Who pays when the U.S. Forest Service stops subsidizing the Maroon Bells?
That’s the question hanging over Pitkin County as commissioners voted Tuesday to pursue a special use permit that would hand local officials the keys to the scenic area’s operations starting in the 2027 summer season. The alternative isn’t free management. It’s higher fees and a private concessionaire taking the wheel.
The math is simple, even if the bureaucracy isn’t. The White River National Forest is running in the red. Forest Supervisor Brian Glaspell told commissioners the current model is “not sustainable.” The gap between what it costs to run the site and what it brings in sits at roughly $300,000 a year. New fees for e-bikes and no-shows won’t close that hole.
Kendra Head, the developed and dispersed campground recreation manager for the Aspen-Sopris Ranger District, laid out the bottleneck. Federal law makes it a headache to change fees. It’s also been a nightmare to hire staff for years.
“It’s easier for you all to increase prices than it is for us,” Head said.

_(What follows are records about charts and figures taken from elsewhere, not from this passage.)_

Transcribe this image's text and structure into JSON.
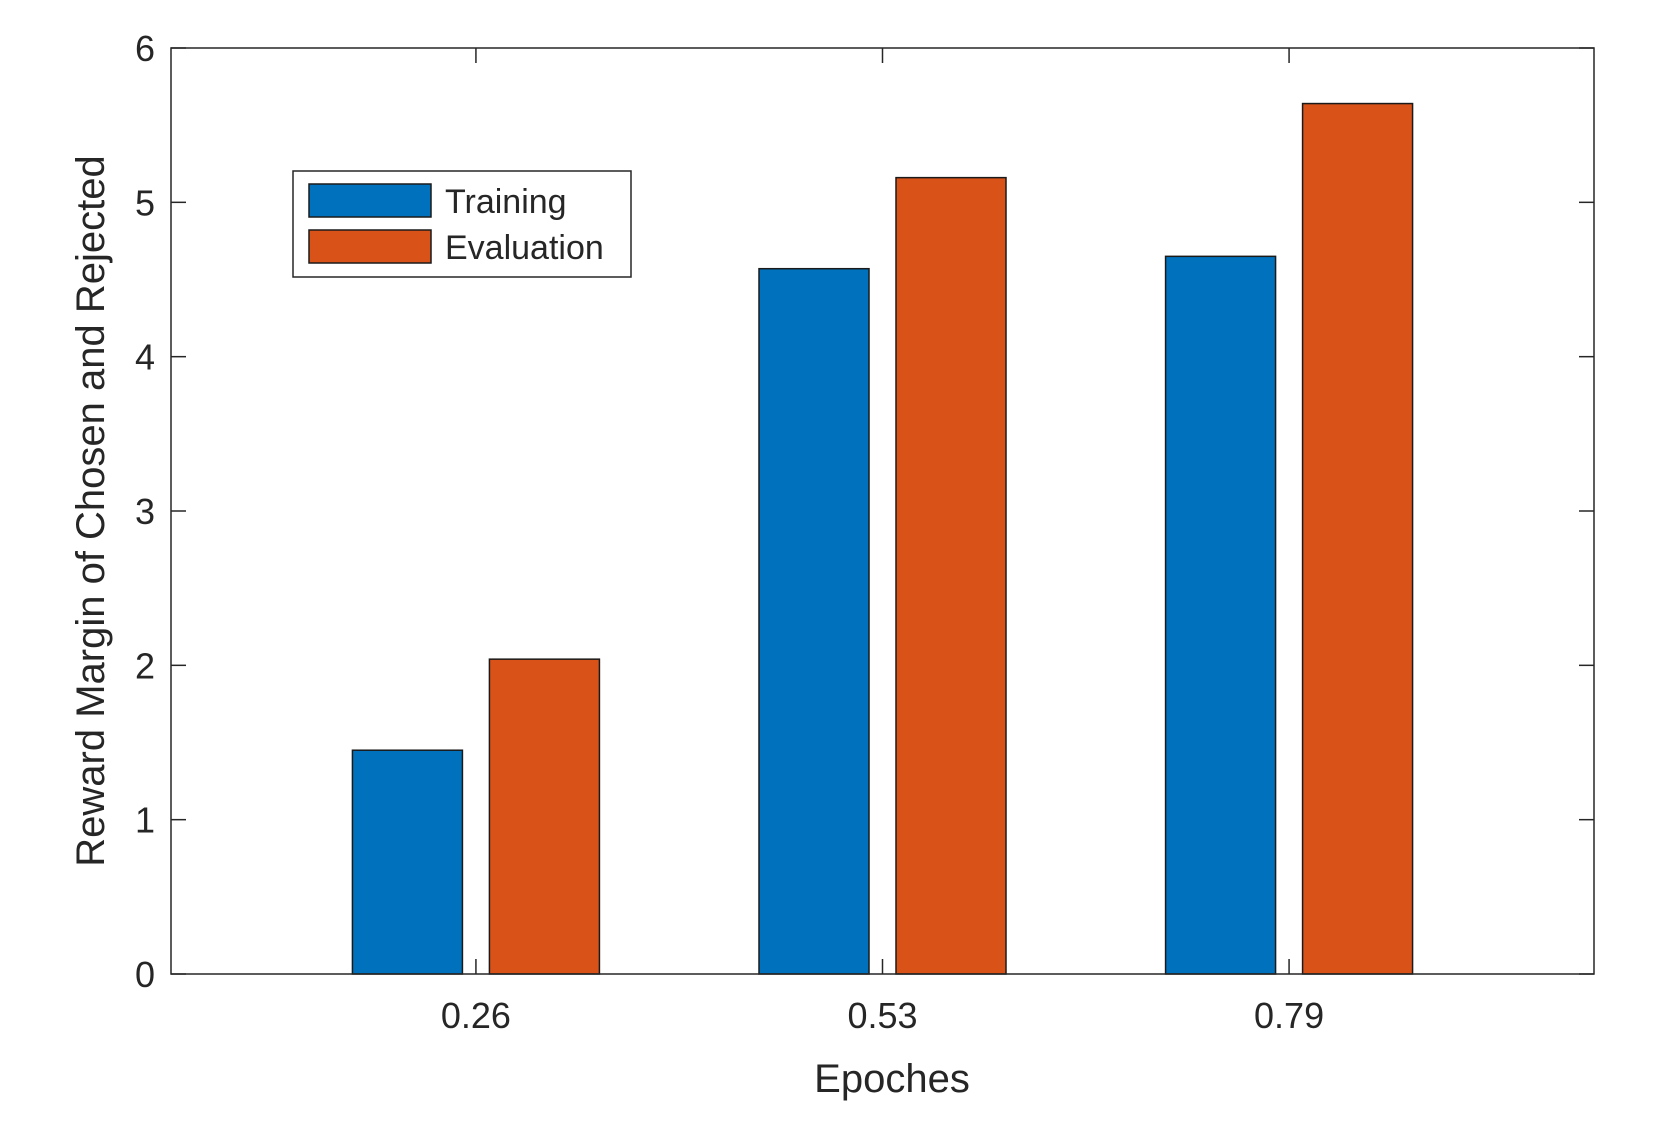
{
  "chart_data": {
    "type": "bar",
    "categories": [
      "0.26",
      "0.53",
      "0.79"
    ],
    "series": [
      {
        "name": "Training",
        "color": "#0072BD",
        "values": [
          1.45,
          4.57,
          4.65
        ]
      },
      {
        "name": "Evaluation",
        "color": "#D95319",
        "values": [
          2.04,
          5.16,
          5.64
        ]
      }
    ],
    "xlabel": "Epoches",
    "ylabel": "Reward Margin of Chosen and Rejected",
    "ylim": [
      0,
      6
    ],
    "yticks": [
      "0",
      "1",
      "2",
      "3",
      "4",
      "5",
      "6"
    ],
    "grid": false,
    "legend": {
      "position": "top-left"
    }
  }
}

If Pitkin County takes the special use permit, they manage the day-to-day. They handle staffing, toilets, and water systems. The agency keeps ownership and manages the surrounding national forest. The permit runs for five years, renewable for another five. The county pays for deferred maintenance in lieu of a direct permit fee.
If the county says no, the federal government looks for a private concessionaire. Fees still go up. That’s the guarantee.

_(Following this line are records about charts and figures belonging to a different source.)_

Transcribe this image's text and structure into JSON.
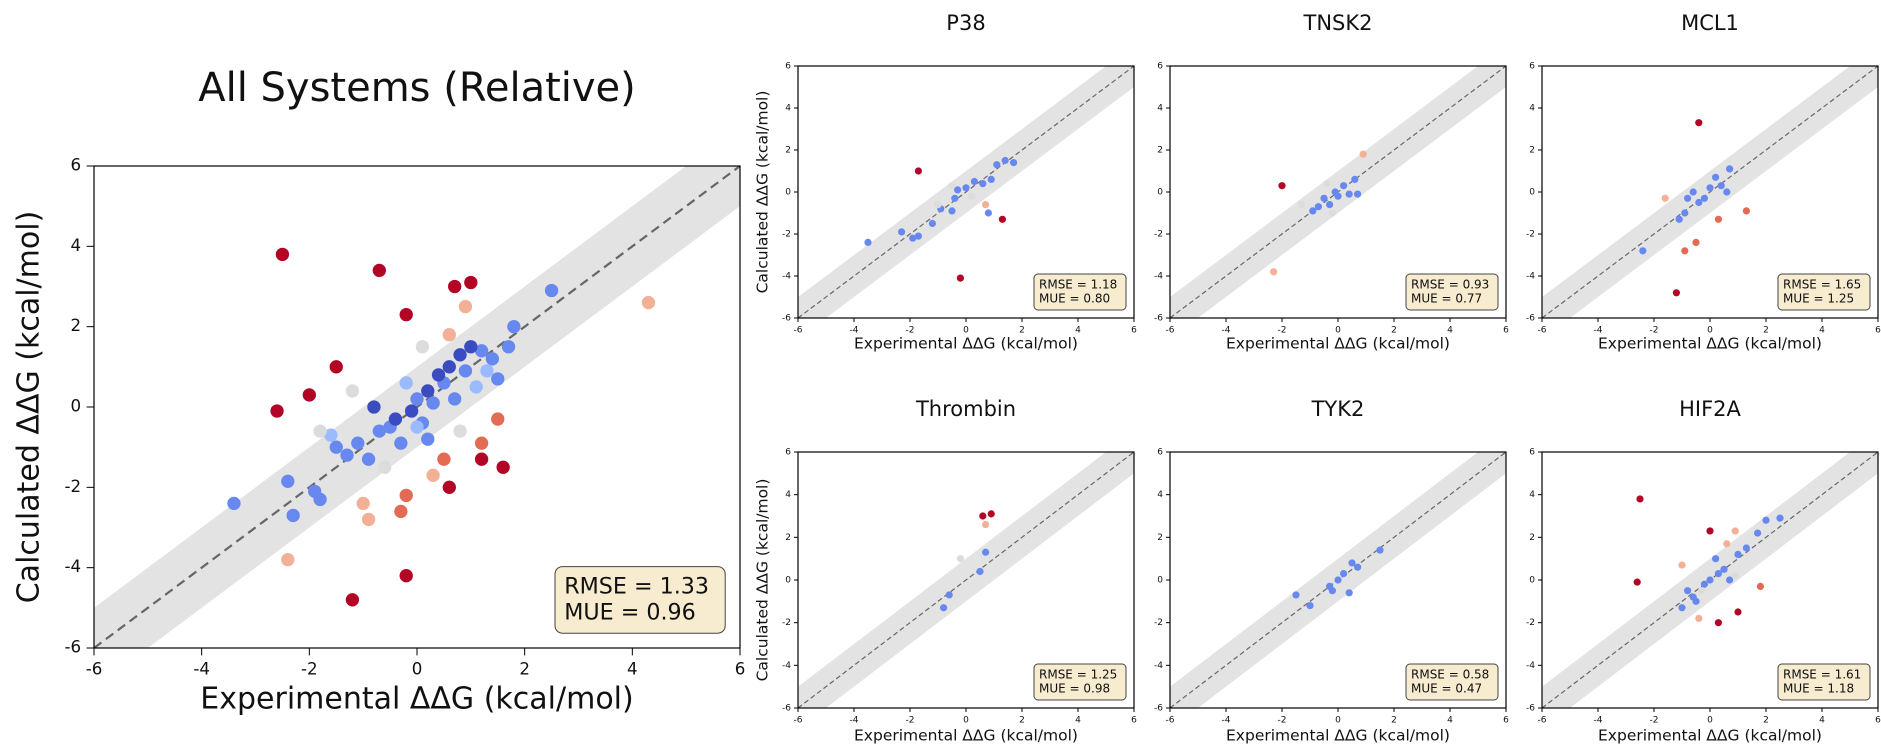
{
  "chart_data": [
    {
      "type": "scatter",
      "title": "All Systems (Relative)",
      "x_label": "Experimental ΔΔG (kcal/mol)",
      "y_label": "Calculated ΔΔG (kcal/mol)",
      "xlim": [
        -6,
        6
      ],
      "ylim": [
        -6,
        6
      ],
      "xticks": [
        -6,
        -4,
        -2,
        0,
        2,
        4,
        6
      ],
      "yticks": [
        -6,
        -4,
        -2,
        0,
        2,
        4,
        6
      ],
      "band": 1,
      "identity_line": true,
      "annotations": [
        "RMSE = 1.33",
        "MUE = 0.96"
      ],
      "series": [
        {
          "color": "#6788ee",
          "x": [
            -3.4,
            -2.4,
            -2.3,
            -1.9,
            -1.8,
            -1.3,
            -1.1,
            -0.9,
            -0.7,
            -0.5,
            -0.3,
            0.0,
            0.1,
            0.3,
            0.5,
            0.7,
            0.9,
            1.2,
            1.4,
            1.5,
            1.7,
            1.8,
            2.5,
            -1.5,
            0.2
          ],
          "values": [
            -2.4,
            -1.85,
            -2.7,
            -2.1,
            -2.3,
            -1.2,
            -0.9,
            -1.3,
            -0.6,
            -0.5,
            -0.9,
            0.2,
            -0.4,
            0.1,
            0.6,
            0.2,
            0.9,
            1.4,
            1.2,
            0.7,
            1.5,
            2.0,
            2.9,
            -1.0,
            -0.8
          ]
        },
        {
          "color": "#3b4cc0",
          "x": [
            -0.4,
            -0.1,
            0.2,
            0.4,
            0.6,
            0.8,
            1.0,
            -0.8
          ],
          "values": [
            -0.3,
            -0.1,
            0.4,
            0.8,
            1.0,
            1.3,
            1.5,
            0.0
          ]
        },
        {
          "color": "#9abbff",
          "x": [
            1.1,
            -0.2,
            -1.6,
            0.0,
            1.3
          ],
          "values": [
            0.5,
            0.6,
            -0.7,
            -0.5,
            0.9
          ]
        },
        {
          "color": "#dddcdc",
          "x": [
            -1.8,
            -1.2,
            0.1,
            -0.6,
            0.8
          ],
          "values": [
            -0.6,
            0.4,
            1.5,
            -1.5,
            -0.6
          ]
        },
        {
          "color": "#f2b196",
          "x": [
            -2.4,
            -1.0,
            0.6,
            0.9,
            4.3,
            -0.9,
            0.3
          ],
          "values": [
            -3.8,
            -2.4,
            1.8,
            2.5,
            2.6,
            -2.8,
            -1.7
          ]
        },
        {
          "color": "#e36a53",
          "x": [
            -0.3,
            1.2,
            1.5,
            0.5,
            -0.2
          ],
          "values": [
            -2.6,
            -0.9,
            -0.3,
            -1.3,
            -2.2
          ]
        },
        {
          "color": "#b40426",
          "x": [
            -2.5,
            -2.6,
            -2.0,
            -1.5,
            -0.7,
            -0.2,
            0.7,
            1.0,
            -1.2,
            -0.2,
            0.6,
            1.2,
            1.6
          ],
          "values": [
            3.8,
            -0.1,
            0.3,
            1.0,
            3.4,
            2.3,
            3.0,
            3.1,
            -4.8,
            -4.2,
            -2.0,
            -1.3,
            -1.5
          ]
        }
      ]
    },
    {
      "type": "scatter",
      "title": "P38",
      "x_label": "Experimental ΔΔG (kcal/mol)",
      "y_label": "Calculated ΔΔG (kcal/mol)",
      "xlim": [
        -6,
        6
      ],
      "ylim": [
        -6,
        6
      ],
      "xticks": [
        -6,
        -4,
        -2,
        0,
        2,
        4,
        6
      ],
      "yticks": [
        -6,
        -4,
        -2,
        0,
        2,
        4,
        6
      ],
      "band": 1,
      "identity_line": true,
      "annotations": [
        "RMSE = 1.18",
        "MUE = 0.80"
      ],
      "series": [
        {
          "color": "#6788ee",
          "x": [
            -3.5,
            -2.3,
            -1.9,
            -1.7,
            -1.2,
            -0.9,
            -0.4,
            -0.3,
            0.0,
            0.3,
            0.6,
            0.9,
            1.1,
            1.4,
            1.7,
            -0.5,
            0.8
          ],
          "values": [
            -2.4,
            -1.9,
            -2.2,
            -2.1,
            -1.5,
            -0.8,
            -0.3,
            0.1,
            0.2,
            0.5,
            0.4,
            0.6,
            1.3,
            1.5,
            1.4,
            -0.9,
            -1.0
          ]
        },
        {
          "color": "#dddcdc",
          "x": [
            -0.5,
            0.2,
            -1.0
          ],
          "values": [
            0.3,
            -0.2,
            -0.6
          ]
        },
        {
          "color": "#f2b196",
          "x": [
            0.7
          ],
          "values": [
            -0.6
          ]
        },
        {
          "color": "#b40426",
          "x": [
            -1.7,
            -0.2,
            1.3
          ],
          "values": [
            1.0,
            -4.1,
            -1.3
          ]
        }
      ]
    },
    {
      "type": "scatter",
      "title": "TNSK2",
      "x_label": "Experimental ΔΔG (kcal/mol)",
      "xlim": [
        -6,
        6
      ],
      "ylim": [
        -6,
        6
      ],
      "xticks": [
        -6,
        -4,
        -2,
        0,
        2,
        4,
        6
      ],
      "yticks": [
        -6,
        -4,
        -2,
        0,
        2,
        4,
        6
      ],
      "band": 1,
      "identity_line": true,
      "annotations": [
        "RMSE = 0.93",
        "MUE = 0.77"
      ],
      "series": [
        {
          "color": "#6788ee",
          "x": [
            -0.9,
            -0.5,
            -0.3,
            0.0,
            0.2,
            0.4,
            0.6,
            0.7,
            -0.7,
            -0.1
          ],
          "values": [
            -0.9,
            -0.3,
            -0.6,
            -0.2,
            0.3,
            -0.1,
            0.6,
            -0.1,
            -0.7,
            0.0
          ]
        },
        {
          "color": "#dddcdc",
          "x": [
            -1.3,
            -0.4,
            -0.2
          ],
          "values": [
            -0.6,
            0.4,
            -1.0
          ]
        },
        {
          "color": "#f2b196",
          "x": [
            -2.3,
            0.9
          ],
          "values": [
            -3.8,
            1.8
          ]
        },
        {
          "color": "#b40426",
          "x": [
            -2.0
          ],
          "values": [
            0.3
          ]
        }
      ]
    },
    {
      "type": "scatter",
      "title": "MCL1",
      "x_label": "Experimental ΔΔG (kcal/mol)",
      "xlim": [
        -6,
        6
      ],
      "ylim": [
        -6,
        6
      ],
      "xticks": [
        -6,
        -4,
        -2,
        0,
        2,
        4,
        6
      ],
      "yticks": [
        -6,
        -4,
        -2,
        0,
        2,
        4,
        6
      ],
      "band": 1,
      "identity_line": true,
      "annotations": [
        "RMSE = 1.65",
        "MUE = 1.25"
      ],
      "series": [
        {
          "color": "#6788ee",
          "x": [
            -2.4,
            -1.1,
            -0.8,
            -0.6,
            -0.4,
            -0.2,
            0.0,
            0.2,
            0.4,
            0.7,
            0.6,
            -0.9
          ],
          "values": [
            -2.8,
            -1.3,
            -0.3,
            0.0,
            -0.5,
            -0.3,
            0.2,
            0.7,
            0.3,
            1.1,
            0.0,
            -1.0
          ]
        },
        {
          "color": "#f2b196",
          "x": [
            -1.6
          ],
          "values": [
            -0.3
          ]
        },
        {
          "color": "#e36a53",
          "x": [
            -0.5,
            -0.9,
            0.3,
            1.3
          ],
          "values": [
            -2.4,
            -2.8,
            -1.3,
            -0.9
          ]
        },
        {
          "color": "#b40426",
          "x": [
            -0.4,
            -1.2
          ],
          "values": [
            3.3,
            -4.8
          ]
        }
      ]
    },
    {
      "type": "scatter",
      "title": "Thrombin",
      "x_label": "Experimental ΔΔG (kcal/mol)",
      "y_label": "Calculated ΔΔG (kcal/mol)",
      "xlim": [
        -6,
        6
      ],
      "ylim": [
        -6,
        6
      ],
      "xticks": [
        -6,
        -4,
        -2,
        0,
        2,
        4,
        6
      ],
      "yticks": [
        -6,
        -4,
        -2,
        0,
        2,
        4,
        6
      ],
      "band": 1,
      "identity_line": true,
      "annotations": [
        "RMSE = 1.25",
        "MUE = 0.98"
      ],
      "series": [
        {
          "color": "#6788ee",
          "x": [
            -0.6,
            -0.8,
            0.5,
            0.7
          ],
          "values": [
            -0.7,
            -1.3,
            0.4,
            1.3
          ]
        },
        {
          "color": "#dddcdc",
          "x": [
            -0.2
          ],
          "values": [
            1.0
          ]
        },
        {
          "color": "#f2b196",
          "x": [
            0.7
          ],
          "values": [
            2.6
          ]
        },
        {
          "color": "#b40426",
          "x": [
            0.6,
            0.9
          ],
          "values": [
            3.0,
            3.1
          ]
        }
      ]
    },
    {
      "type": "scatter",
      "title": "TYK2",
      "x_label": "Experimental ΔΔG (kcal/mol)",
      "xlim": [
        -6,
        6
      ],
      "ylim": [
        -6,
        6
      ],
      "xticks": [
        -6,
        -4,
        -2,
        0,
        2,
        4,
        6
      ],
      "yticks": [
        -6,
        -4,
        -2,
        0,
        2,
        4,
        6
      ],
      "band": 1,
      "identity_line": true,
      "annotations": [
        "RMSE = 0.58",
        "MUE = 0.47"
      ],
      "series": [
        {
          "color": "#6788ee",
          "x": [
            -1.5,
            -1.0,
            -0.3,
            0.0,
            0.2,
            0.5,
            0.7,
            1.5,
            -0.2,
            0.4
          ],
          "values": [
            -0.7,
            -1.2,
            -0.3,
            0.0,
            0.3,
            0.8,
            0.6,
            1.4,
            -0.5,
            -0.6
          ]
        }
      ]
    },
    {
      "type": "scatter",
      "title": "HIF2A",
      "x_label": "Experimental ΔΔG (kcal/mol)",
      "xlim": [
        -6,
        6
      ],
      "ylim": [
        -6,
        6
      ],
      "xticks": [
        -6,
        -4,
        -2,
        0,
        2,
        4,
        6
      ],
      "yticks": [
        -6,
        -4,
        -2,
        0,
        2,
        4,
        6
      ],
      "band": 1,
      "identity_line": true,
      "annotations": [
        "RMSE = 1.61",
        "MUE = 1.18"
      ],
      "series": [
        {
          "color": "#6788ee",
          "x": [
            -1.0,
            -0.8,
            -0.5,
            -0.2,
            0.0,
            0.2,
            0.5,
            0.7,
            1.0,
            1.3,
            1.7,
            2.0,
            2.5,
            -0.6,
            0.3
          ],
          "values": [
            -1.3,
            -0.5,
            -1.0,
            -0.2,
            0.0,
            1.0,
            0.5,
            0.0,
            1.2,
            1.5,
            2.2,
            2.8,
            2.9,
            -0.8,
            0.3
          ]
        },
        {
          "color": "#dddcdc",
          "x": [
            -0.3,
            0.9
          ],
          "values": [
            -0.5,
            0.2
          ]
        },
        {
          "color": "#f2b196",
          "x": [
            -1.0,
            0.6,
            -0.4,
            0.9
          ],
          "values": [
            0.7,
            1.7,
            -1.8,
            2.3
          ]
        },
        {
          "color": "#e36a53",
          "x": [
            1.8
          ],
          "values": [
            -0.3
          ]
        },
        {
          "color": "#b40426",
          "x": [
            -2.5,
            -2.6,
            0.0,
            0.3,
            1.0
          ],
          "values": [
            3.8,
            -0.1,
            2.3,
            -2.0,
            -1.5
          ]
        }
      ]
    }
  ]
}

“There’s going to be an increase in fees no matter what,” said Gary Tennenbaum, Pitkin County Open Space and Trails director. “Next year, what we’re going to propose is a fee structure, so fees are going to go up. I don’t know how much and I don’t know where, (but) they have to go up.”
Let’s look at the timeline. The partnership between the county and the Forest Service turns 50 in 2027. This shift is meant to stabilize operations before that milestone, not after. The county isn’t buying the land. They’re buying the operational headache.

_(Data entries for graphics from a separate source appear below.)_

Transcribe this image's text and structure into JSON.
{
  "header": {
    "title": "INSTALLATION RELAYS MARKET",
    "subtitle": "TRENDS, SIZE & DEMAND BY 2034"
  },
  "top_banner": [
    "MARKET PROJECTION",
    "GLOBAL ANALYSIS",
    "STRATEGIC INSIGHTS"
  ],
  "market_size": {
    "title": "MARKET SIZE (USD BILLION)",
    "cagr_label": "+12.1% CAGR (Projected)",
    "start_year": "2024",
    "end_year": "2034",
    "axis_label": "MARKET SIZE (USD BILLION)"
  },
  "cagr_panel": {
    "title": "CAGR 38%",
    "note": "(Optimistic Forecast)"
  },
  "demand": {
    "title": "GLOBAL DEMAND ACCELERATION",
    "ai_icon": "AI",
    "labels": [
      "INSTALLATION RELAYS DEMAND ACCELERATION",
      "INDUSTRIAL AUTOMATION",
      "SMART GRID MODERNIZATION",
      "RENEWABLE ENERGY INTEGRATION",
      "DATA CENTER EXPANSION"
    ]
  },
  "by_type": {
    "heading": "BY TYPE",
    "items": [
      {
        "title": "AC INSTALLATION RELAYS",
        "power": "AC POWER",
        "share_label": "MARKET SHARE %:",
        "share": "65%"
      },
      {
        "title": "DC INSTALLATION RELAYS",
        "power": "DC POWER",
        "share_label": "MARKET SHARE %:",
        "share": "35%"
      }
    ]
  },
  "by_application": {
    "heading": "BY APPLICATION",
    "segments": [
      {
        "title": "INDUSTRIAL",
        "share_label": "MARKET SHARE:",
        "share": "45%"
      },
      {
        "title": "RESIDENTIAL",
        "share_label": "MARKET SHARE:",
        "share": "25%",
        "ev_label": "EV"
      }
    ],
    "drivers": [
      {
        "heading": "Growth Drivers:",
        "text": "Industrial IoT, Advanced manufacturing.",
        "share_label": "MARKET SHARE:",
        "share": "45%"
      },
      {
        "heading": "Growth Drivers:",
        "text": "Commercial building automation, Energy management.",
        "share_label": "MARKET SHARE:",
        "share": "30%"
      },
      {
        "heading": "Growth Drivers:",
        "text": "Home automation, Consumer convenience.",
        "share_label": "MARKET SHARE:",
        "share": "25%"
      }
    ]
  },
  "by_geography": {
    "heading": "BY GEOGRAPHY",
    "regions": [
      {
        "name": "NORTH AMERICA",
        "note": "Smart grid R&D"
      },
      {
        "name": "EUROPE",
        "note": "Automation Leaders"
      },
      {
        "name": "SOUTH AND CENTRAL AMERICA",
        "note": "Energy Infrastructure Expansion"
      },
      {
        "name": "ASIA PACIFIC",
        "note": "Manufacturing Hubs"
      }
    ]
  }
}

For locals and visitors, the immediate impact is a fee hike. Tennenbaum admitted he doesn’t know the exact numbers yet. He doesn’t know where the increases will land. But he knows they’re coming. The goal is revenue neutrality. The bureau can’t subsidize the scenic area forever, and the county is stepping in to fill the gap.
The special use permit allows the county to maintain existing infrastructure without paying a cash fee to the federal government. That’s a trade-off. You take on the maintenance burden; you get control over pricing and staffing. It’s a classic local government move: absorb the cost to control the revenue stream.
The alternative is a private company doing the same thing, likely with less local oversight and the same fee pressures. The Forest Service isn’t exiting the picture entirely. They’re just stepping back from the daily grind.
The decision to pursue the permit doesn’t mean the deal is signed. It means the county is officially in the driver’s seat for negotiations. The 2027 start date gives officials time to figure out the fee structure. It also gives the community time to brace for the price of admission to one of Colorado’s most visited spots.
The bottom line is this: the $300,000 annual shortfall has to be covered. Whether it’s covered by county staff or a private contractor, you’re paying for it. The only variable is who sets the price and who deals with the staffing shortages.